The star of this story is a dog named Jackie — a German shepherd-husky mix.
Jackie escaped her family in Alaska in mid-February, and she hasn’t been caught since, the Associated Press reported Wednesday.
In early January, Jackie was a stray roaming the streets of Los Angeles before she was captured and taken to a shelter.
Then the Greater Los Angeles wildfires happened.
Overburdened with strays, the L.A. County dog pound considered euthanizing Jackie.
In the nick of time, however, she was adopted by a family in Juneau, Alaska.
But on the first day with her new family, Jackie ditched her collar before escaping into the forest.

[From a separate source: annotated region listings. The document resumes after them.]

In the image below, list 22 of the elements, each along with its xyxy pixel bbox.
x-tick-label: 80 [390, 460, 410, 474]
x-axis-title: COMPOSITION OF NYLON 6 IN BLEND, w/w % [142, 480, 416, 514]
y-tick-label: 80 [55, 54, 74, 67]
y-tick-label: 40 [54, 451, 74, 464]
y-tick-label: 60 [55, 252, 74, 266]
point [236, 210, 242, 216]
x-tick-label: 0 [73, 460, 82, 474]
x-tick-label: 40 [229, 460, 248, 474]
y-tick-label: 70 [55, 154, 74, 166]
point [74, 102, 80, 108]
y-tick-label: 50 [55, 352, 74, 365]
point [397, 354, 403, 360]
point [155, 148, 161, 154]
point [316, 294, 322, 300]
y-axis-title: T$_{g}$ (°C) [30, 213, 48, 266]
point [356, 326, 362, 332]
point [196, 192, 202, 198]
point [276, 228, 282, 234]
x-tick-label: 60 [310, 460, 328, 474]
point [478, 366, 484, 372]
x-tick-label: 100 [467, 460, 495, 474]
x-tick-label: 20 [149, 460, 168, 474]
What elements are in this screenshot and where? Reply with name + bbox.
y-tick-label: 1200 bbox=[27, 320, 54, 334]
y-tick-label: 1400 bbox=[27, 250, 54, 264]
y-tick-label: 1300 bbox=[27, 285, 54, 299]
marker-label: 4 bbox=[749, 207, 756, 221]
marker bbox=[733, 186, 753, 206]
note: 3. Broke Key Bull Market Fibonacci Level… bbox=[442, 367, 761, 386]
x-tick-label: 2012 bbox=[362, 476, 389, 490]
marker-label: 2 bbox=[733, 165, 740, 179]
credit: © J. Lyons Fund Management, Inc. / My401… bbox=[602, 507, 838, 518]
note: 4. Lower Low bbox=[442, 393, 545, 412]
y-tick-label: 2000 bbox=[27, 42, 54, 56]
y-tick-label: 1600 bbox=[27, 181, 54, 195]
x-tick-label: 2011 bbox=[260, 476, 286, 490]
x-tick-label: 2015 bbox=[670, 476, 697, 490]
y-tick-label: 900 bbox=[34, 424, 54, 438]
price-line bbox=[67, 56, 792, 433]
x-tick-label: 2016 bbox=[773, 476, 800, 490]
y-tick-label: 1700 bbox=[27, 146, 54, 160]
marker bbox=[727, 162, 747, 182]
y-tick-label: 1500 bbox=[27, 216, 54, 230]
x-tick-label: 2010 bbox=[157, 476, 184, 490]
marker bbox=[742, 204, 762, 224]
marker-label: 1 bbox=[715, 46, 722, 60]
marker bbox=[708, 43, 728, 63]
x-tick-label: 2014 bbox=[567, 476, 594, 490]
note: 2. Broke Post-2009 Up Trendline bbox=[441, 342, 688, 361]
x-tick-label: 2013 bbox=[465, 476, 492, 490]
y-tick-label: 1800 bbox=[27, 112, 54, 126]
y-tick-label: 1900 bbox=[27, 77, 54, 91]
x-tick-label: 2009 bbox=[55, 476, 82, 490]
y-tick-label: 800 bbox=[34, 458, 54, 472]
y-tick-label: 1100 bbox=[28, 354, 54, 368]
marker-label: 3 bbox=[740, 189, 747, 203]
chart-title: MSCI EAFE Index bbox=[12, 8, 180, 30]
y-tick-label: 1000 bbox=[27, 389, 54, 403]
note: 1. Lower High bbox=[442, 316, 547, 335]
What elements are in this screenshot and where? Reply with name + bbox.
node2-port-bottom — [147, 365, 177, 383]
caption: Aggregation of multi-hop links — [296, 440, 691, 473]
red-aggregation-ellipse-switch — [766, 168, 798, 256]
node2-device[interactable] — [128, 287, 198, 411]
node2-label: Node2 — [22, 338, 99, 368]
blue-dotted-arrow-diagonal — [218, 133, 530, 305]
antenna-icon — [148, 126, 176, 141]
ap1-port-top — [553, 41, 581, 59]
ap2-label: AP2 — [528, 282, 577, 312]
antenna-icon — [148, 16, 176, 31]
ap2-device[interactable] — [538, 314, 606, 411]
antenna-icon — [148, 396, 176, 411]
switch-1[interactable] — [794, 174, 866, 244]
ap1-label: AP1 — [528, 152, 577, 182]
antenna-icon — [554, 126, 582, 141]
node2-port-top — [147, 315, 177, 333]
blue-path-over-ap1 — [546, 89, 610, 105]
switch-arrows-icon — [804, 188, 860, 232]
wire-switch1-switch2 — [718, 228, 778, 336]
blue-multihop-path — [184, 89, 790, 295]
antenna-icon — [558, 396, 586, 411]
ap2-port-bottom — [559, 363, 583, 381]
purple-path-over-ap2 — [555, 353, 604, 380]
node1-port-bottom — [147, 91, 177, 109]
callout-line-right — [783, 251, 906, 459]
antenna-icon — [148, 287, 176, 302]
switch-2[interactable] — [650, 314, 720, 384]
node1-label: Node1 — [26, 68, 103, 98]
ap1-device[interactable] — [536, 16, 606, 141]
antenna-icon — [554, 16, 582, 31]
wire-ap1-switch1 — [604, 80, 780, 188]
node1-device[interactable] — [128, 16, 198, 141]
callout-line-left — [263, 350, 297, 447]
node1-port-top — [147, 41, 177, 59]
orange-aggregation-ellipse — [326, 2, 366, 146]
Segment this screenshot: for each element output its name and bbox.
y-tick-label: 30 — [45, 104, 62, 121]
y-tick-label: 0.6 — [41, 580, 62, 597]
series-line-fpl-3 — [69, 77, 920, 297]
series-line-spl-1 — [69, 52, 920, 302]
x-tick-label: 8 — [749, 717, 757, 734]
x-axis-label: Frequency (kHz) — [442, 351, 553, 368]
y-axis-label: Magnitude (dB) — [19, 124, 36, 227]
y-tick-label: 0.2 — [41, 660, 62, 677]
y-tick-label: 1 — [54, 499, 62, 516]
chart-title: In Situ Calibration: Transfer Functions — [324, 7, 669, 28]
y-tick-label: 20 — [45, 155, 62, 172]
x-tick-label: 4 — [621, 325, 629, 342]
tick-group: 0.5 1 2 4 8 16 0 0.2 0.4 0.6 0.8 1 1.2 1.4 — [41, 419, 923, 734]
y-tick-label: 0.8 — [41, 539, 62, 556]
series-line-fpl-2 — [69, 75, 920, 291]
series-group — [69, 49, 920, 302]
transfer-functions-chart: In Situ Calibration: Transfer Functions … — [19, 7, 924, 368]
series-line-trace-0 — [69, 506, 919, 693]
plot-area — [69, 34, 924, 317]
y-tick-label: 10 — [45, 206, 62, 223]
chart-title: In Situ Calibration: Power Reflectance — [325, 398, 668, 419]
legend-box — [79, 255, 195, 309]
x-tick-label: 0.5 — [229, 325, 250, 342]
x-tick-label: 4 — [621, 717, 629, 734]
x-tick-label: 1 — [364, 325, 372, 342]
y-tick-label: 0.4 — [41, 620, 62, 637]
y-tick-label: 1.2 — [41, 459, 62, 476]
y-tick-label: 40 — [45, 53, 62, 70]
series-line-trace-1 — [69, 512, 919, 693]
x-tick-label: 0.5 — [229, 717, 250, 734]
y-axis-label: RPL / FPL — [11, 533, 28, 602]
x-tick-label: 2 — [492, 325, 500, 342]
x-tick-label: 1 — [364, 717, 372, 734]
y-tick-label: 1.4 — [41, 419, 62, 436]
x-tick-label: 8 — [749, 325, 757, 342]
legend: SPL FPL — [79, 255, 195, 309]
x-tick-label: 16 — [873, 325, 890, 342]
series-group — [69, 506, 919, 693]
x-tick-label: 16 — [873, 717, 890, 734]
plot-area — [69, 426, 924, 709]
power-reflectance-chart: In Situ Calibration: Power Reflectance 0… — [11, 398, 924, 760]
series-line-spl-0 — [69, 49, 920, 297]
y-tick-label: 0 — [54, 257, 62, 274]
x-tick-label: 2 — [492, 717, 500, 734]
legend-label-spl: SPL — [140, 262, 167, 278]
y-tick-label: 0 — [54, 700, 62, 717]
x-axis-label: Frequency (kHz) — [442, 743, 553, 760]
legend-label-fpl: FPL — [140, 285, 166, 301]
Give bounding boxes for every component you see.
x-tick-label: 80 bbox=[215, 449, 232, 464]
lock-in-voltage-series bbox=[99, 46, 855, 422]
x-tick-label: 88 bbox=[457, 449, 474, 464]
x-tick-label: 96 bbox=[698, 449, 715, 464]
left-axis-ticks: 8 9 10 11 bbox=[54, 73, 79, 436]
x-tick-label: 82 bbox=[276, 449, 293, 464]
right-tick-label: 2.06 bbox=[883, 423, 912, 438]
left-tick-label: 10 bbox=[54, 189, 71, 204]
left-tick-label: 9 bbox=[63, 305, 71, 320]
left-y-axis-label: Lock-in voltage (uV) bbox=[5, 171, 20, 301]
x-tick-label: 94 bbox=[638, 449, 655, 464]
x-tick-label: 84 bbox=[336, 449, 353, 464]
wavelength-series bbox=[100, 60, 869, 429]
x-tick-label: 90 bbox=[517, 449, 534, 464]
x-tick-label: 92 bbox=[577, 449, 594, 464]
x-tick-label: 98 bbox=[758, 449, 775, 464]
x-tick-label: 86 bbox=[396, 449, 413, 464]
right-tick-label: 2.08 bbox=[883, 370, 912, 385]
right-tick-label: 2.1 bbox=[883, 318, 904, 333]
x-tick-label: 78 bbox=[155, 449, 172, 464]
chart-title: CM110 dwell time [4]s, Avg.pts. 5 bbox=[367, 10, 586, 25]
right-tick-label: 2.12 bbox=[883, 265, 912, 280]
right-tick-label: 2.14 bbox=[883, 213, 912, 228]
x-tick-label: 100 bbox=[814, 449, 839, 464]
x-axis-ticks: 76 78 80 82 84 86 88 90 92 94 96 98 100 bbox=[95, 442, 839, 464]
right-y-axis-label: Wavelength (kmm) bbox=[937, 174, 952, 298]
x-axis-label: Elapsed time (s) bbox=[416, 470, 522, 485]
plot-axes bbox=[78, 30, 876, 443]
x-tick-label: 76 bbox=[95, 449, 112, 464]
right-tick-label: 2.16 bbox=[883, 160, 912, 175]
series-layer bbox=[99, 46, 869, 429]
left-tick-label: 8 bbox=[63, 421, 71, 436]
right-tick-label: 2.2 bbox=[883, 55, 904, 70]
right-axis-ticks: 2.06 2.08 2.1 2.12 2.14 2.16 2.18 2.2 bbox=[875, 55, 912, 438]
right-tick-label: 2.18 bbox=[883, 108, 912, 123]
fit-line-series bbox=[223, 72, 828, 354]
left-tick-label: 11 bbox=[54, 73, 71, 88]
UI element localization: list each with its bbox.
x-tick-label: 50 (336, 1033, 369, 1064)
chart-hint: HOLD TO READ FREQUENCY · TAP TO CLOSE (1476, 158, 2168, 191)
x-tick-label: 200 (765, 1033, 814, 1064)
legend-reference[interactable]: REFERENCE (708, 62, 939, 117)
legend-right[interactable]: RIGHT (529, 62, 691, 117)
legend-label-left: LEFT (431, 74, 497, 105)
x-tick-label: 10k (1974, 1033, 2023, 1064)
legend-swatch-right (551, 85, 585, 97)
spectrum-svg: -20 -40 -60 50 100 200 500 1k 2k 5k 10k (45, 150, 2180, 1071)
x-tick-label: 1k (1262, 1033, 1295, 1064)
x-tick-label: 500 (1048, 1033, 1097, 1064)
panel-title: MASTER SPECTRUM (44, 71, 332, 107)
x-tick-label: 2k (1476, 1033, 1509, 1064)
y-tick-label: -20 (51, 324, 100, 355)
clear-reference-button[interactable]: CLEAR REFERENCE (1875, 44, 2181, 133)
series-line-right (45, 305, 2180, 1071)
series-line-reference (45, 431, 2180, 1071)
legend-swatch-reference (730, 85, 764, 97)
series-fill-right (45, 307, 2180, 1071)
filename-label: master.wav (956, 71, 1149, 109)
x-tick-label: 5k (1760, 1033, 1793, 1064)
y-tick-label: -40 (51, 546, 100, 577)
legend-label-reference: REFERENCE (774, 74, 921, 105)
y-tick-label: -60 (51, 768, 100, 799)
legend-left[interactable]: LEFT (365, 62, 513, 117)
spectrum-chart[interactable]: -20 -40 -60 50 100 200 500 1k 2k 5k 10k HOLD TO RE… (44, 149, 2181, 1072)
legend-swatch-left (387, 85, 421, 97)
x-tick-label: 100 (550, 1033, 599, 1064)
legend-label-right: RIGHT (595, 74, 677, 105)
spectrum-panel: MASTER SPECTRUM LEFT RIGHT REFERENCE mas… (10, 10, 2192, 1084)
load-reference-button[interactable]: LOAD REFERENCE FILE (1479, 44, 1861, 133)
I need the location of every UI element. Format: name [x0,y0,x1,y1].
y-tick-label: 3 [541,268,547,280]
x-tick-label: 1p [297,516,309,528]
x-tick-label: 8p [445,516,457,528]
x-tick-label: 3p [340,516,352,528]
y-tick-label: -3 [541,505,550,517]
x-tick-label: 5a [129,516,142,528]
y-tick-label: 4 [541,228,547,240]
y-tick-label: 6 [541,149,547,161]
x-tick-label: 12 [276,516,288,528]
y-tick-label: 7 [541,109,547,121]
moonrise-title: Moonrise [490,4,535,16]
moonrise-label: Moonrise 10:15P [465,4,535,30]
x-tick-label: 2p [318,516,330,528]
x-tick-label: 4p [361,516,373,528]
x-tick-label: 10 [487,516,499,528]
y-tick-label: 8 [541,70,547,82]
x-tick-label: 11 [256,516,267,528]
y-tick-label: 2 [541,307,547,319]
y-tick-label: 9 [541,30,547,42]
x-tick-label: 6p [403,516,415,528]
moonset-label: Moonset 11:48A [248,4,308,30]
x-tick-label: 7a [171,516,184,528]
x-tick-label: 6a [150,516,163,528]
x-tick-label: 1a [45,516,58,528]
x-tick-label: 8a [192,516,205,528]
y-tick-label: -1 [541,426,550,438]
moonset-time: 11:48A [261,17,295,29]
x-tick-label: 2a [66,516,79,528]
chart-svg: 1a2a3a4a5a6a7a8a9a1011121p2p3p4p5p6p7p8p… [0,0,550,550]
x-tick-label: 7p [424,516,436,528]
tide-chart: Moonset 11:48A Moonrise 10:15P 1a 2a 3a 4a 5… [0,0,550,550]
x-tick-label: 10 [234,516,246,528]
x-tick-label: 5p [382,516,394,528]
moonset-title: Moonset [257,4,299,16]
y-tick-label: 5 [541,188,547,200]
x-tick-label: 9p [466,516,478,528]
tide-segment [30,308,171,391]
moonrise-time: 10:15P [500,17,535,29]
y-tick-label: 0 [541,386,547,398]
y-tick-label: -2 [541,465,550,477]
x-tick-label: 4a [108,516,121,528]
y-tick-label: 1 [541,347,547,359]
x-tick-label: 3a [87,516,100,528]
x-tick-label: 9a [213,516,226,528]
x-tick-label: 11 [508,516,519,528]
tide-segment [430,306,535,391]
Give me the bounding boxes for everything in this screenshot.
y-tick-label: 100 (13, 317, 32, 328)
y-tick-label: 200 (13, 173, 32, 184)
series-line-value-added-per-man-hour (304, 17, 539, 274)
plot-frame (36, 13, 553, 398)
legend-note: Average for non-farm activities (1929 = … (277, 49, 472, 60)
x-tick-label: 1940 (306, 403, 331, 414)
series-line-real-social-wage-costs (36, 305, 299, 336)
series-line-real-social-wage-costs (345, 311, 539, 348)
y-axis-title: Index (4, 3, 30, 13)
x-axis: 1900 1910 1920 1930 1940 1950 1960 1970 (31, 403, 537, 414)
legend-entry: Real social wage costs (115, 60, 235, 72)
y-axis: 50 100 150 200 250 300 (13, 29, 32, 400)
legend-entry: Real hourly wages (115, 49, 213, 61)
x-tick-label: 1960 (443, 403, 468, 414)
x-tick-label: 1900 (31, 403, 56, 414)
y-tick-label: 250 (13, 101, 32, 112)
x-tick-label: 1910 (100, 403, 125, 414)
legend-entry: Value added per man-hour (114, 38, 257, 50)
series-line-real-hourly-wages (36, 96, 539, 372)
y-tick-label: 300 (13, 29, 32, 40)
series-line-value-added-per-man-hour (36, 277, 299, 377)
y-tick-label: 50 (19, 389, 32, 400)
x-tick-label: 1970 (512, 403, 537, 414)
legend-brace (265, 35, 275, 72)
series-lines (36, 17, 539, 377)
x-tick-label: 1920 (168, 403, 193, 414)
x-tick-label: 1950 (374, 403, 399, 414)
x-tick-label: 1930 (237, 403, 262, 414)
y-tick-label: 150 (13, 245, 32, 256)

Rescued from a California shelter after devastating wildfires, Jackie was adopted by a family in February but slipped her collar and fled into a forested area. https://t.co/TJNGz0w4OE
— FOX6 News (@fox6now) April 3, 2025
Will this dog ever be captured?
“Maybe this is what she wants, is to be free and feral like this,” said Thom Young-Bayer, a Juneau animal control officer. “It’s not a safe way for her to live here.”
Animal control and volunteers deployed several traps for her, including baiting her with cheeseburgers and chicken.
But Jackie didn’t fall for them.
“We have her on video and she walks around it. She really gauges the situation. She’s looking 360 degrees around and she doesn’t make any mistakes,” Mike Mazouch of Juneau Animal Rescue said, according to Alaska’s News Source.
Jackie also burrows into moss and avoids looking directly into headlamps at night, making detection difficult.
Jackie, a German shepherd-husky mix, was rescued from an overburdened shelter in Los Angeles County after the devastating wildfires. https://t.co/D3RdDHTUym
— Anchorage Daily News (@adndotcom) April 2, 2025
But Young-Bayer said the search team is making progress.
Jackie used to flee any time she spotted a search party member.
Now, Young-Bayer says he sees Jackie on every visit to the forest.
She also frequents her feeding station.
“She does this circular pattern, and the weather’s been really good in Juneau lately — the last five or six days it’s been sunny and 45 to 50 [degrees] — so she’s out getting sun, running around, checking out her areas, and then she disappears for a while, and then we see her almost every night at her feeding station,” Mazouch said.
Lately, however, due to the danger of bears awakening from hibernation, search volunteers have stopped leaving food.
“We’re building the familiarity with her and the comfort that we’re not gonna hurt her,” Mazouch said.
“We’re going to be here forever trying to catch her, you know, we’ll put that time into her,” he added.